The server has very low memory, around 1GBs, and so the cache is not enough to improve the performance one on the large table. I’ve indexed the last 6 small columns, but it doesn’t seem to be helping.
Would it be a good solution to split this large table into two?
One table containing the last 6 columns, and the other containing the blobs and extra data, and link it to the previous table with a foreign key that has a one to one relationship?
I’ll then run the queries on the small table, and join the little number of rows remaining after filtering to the table with the blobs and extra data to return them to PHP.

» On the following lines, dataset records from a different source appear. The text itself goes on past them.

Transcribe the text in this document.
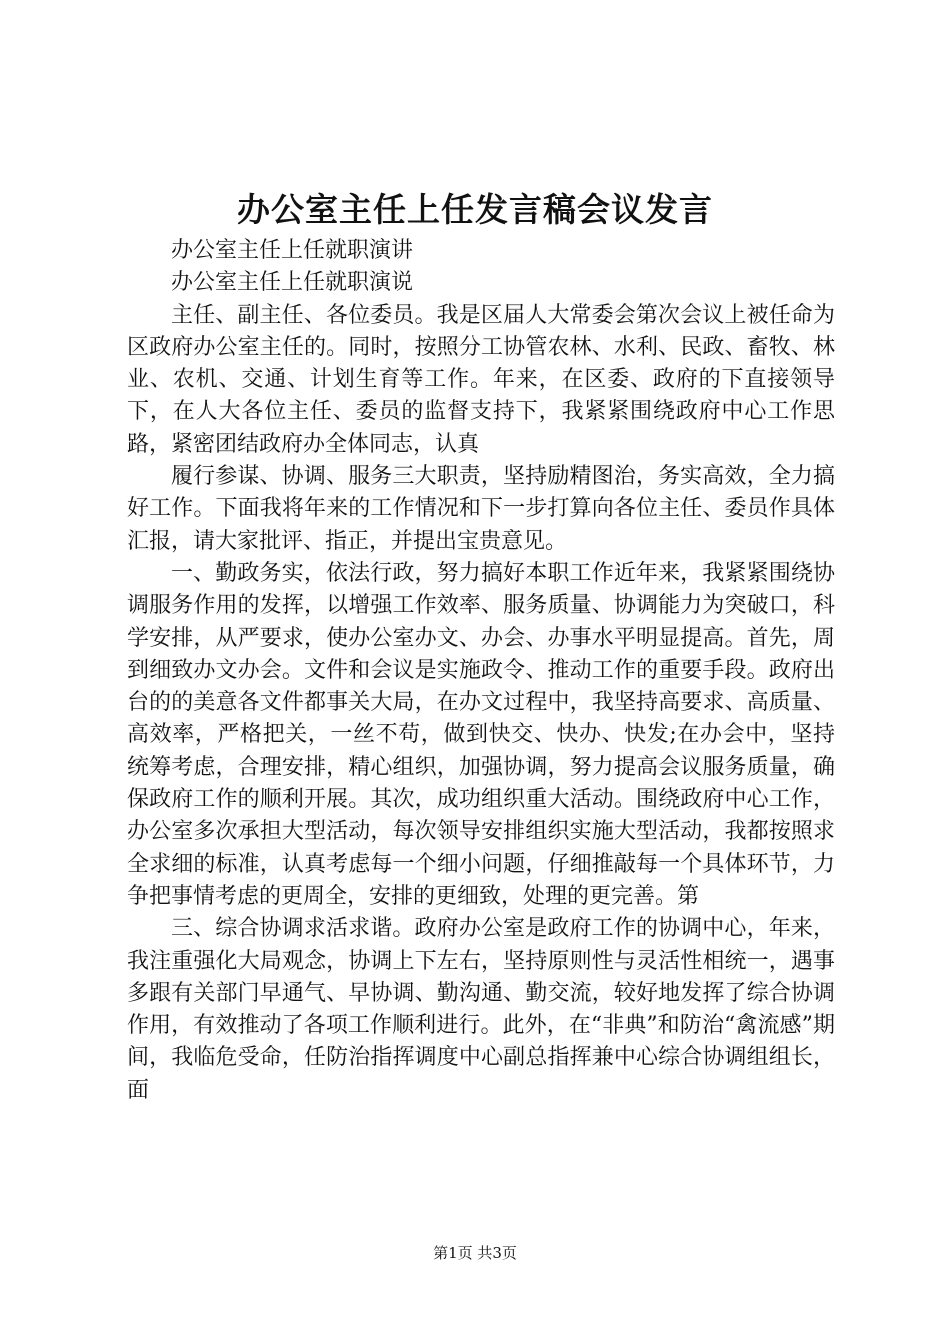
办公室主任上任发言稿会议发言

办公室主任上任就职演讲

办公室主任上任就职演说

主任、副主任、各位委员。我是区届人大常委会第次会议上被任命为区政府办公室主任的。同时，按照分工协管农林、水利、民政、畜牧、林业、农机、交通、计划生育等工作。年来，在区委、政府的下直接领导下，在人大各位主任、委员的监督支持下，我紧紧围绕政府中心工作思路，紧密团结政府办全体同志，认真

履行参谋、协调、服务三大职责，坚持励精图治，务实高效，全力搞好工作。下面我将年来的工作情况和下一步打算向各位主任、委员作具体汇报，请大家批评、指正，并提出宝贵意见。

一、勤政务实，依法行政，努力搞好本职工作近年来，我紧紧围绕协调服务作用的发挥，以增强工作效率、服务质量、协调能力为突破口，科学安排，从严要求，使办公室办文、办会、办事水平明显提高。首先，周到细致办文办会。文件和会议是实施政令、推动工作的重要手段。政府出台的的美意各文件都事关大局，在办文过程中，我坚持高要求、高质量、高效率，严格把关，一丝不苟，做到快交、快办、快发;在办会中，坚持统筹考虑，合理安排，精心组织，加强协调，努力提高会议服务质量，确保政府工作的顺利开展。其次，成功组织重大活动。围绕政府中心工作，办公室多次承担大型活动，每次领导安排组织实施大型活动，我都按照求全求细的标准，认真考虑每一个细小问题，仔细推敲每一个具体环节，力争把事情考虑的更周全，安排的更细致，处理的更完善。第

三、综合协调求活求谐。政府办公室是政府工作的协调中心，年来，我注重强化大局观念，协调上下左右，坚持原则性与灵活性相统一，遇事多跟有关部门早通气、早协调、勤沟通、勤交流，较好地发挥了综合协调作用，有效推动了各项工作顺利进行。此外，在“非典”和防治“禽流感”期间，我临危受命，任防治指挥调度中心副总指挥兼中心综合协调组组长，面

第1页 共3页
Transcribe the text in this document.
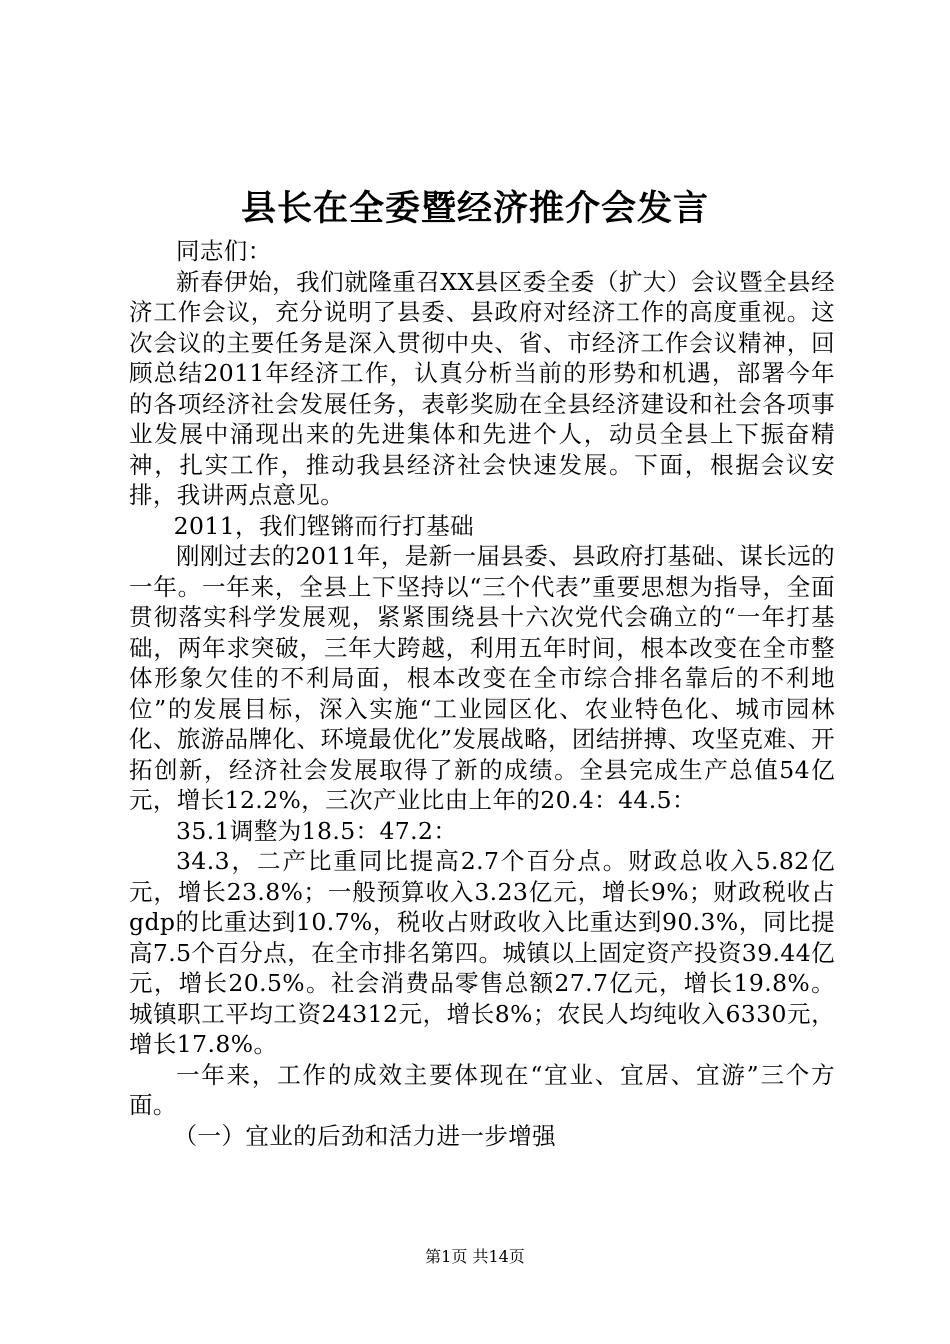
县长在全委暨经济推介会发言

同志们：

新春伊始，我们就隆重召XX县区委全委（扩大）会议暨全县经济工作会议，充分说明了县委、县政府对经济工作的高度重视。这次会议的主要任务是深入贯彻中央、省、市经济工作会议精神，回顾总结2011年经济工作，认真分析当前的形势和机遇，部署今年的各项经济社会发展任务，表彰奖励在全县经济建设和社会各项事业发展中涌现出来的先进集体和先进个人，动员全县上下振奋精神，扎实工作，推动我县经济社会快速发展。下面，根据会议安排，我讲两点意见。

2011，我们铿锵而行打基础

刚刚过去的2011年，是新一届县委、县政府打基础、谋长远的一年。一年来，全县上下坚持以“三个代表”重要思想为指导，全面贯彻落实科学发展观，紧紧围绕县十六次党代会确立的“一年打基础，两年求突破，三年大跨越，利用五年时间，根本改变在全市整体形象欠佳的不利局面，根本改变在全市综合排名靠后的不利地位”的发展目标，深入实施“工业园区化、农业特色化、城市园林化、旅游品牌化、环境最优化”发展战略，团结拼搏、攻坚克难、开拓创新，经济社会发展取得了新的成绩。全县完成生产总值54亿元，增长12.2%，三次产业比由上年的20.4：44.5：

35.1调整为18.5：47.2：

34.3，二产比重同比提高2.7个百分点。财政总收入5.82亿元，增长23.8%；一般预算收入3.23亿元，增长9%；财政税收占gdp的比重达到10.7%，税收占财政收入比重达到90.3%，同比提高7.5个百分点，在全市排名第四。城镇以上固定资产投资39.44亿元，增长20.5%。社会消费品零售总额27.7亿元，增长19.8%。城镇职工平均工资24312元，增长8%；农民人均纯收入6330元，增长17.8%。

一年来，工作的成效主要体现在“宜业、宜居、宜游”三个方面。

（一）宜业的后劲和活力进一步增强

第1页 共14页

Please note, I’ve already done this, and I managed to decrease the query time from 1.2-1.4 seconds to 0.1-0.2 seconds. However I’m not sure if the solution I’ve tried is considered good practice, or is even advisable at all?

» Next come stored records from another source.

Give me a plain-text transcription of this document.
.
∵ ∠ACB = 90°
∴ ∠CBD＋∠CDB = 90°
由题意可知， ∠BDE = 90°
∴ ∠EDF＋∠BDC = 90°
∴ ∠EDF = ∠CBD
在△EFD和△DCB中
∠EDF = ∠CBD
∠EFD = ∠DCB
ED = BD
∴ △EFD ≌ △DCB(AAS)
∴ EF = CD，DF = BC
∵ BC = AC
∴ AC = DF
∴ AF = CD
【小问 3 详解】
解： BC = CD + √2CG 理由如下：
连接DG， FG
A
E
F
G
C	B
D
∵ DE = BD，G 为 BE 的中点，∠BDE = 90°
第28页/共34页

Using InnoDB and the Barracuda file format permits you to deploy the Dynamic row_format. This configuration will aid you due to the way it will store the BLOBs off page. Queries not using the columns with the BLOBs shouldn’t need to touch their pages;
Splitting BLOG fields into another table is generally a pretty good idea – so you are on the right track. It benefits you by making sure that the stuff you care about being in memory (the index) stays there and doesn’t get polluted by the oversized BLOB pages.
How large are your BLOBs? Might it be worth storing them outside the database in a document NoSQL like store?
How do your queries look like?
Are you sure that the IO isn’t the bottleneck? Do you read the data sequentially or all selects are random? If there is a lot of multiple-row selects, it would be possible to speed up the retrieval with proper primary key. That is unless your DB resides on a SSD. Ordinary HDD’s are limited to 150-200 random accesses per second.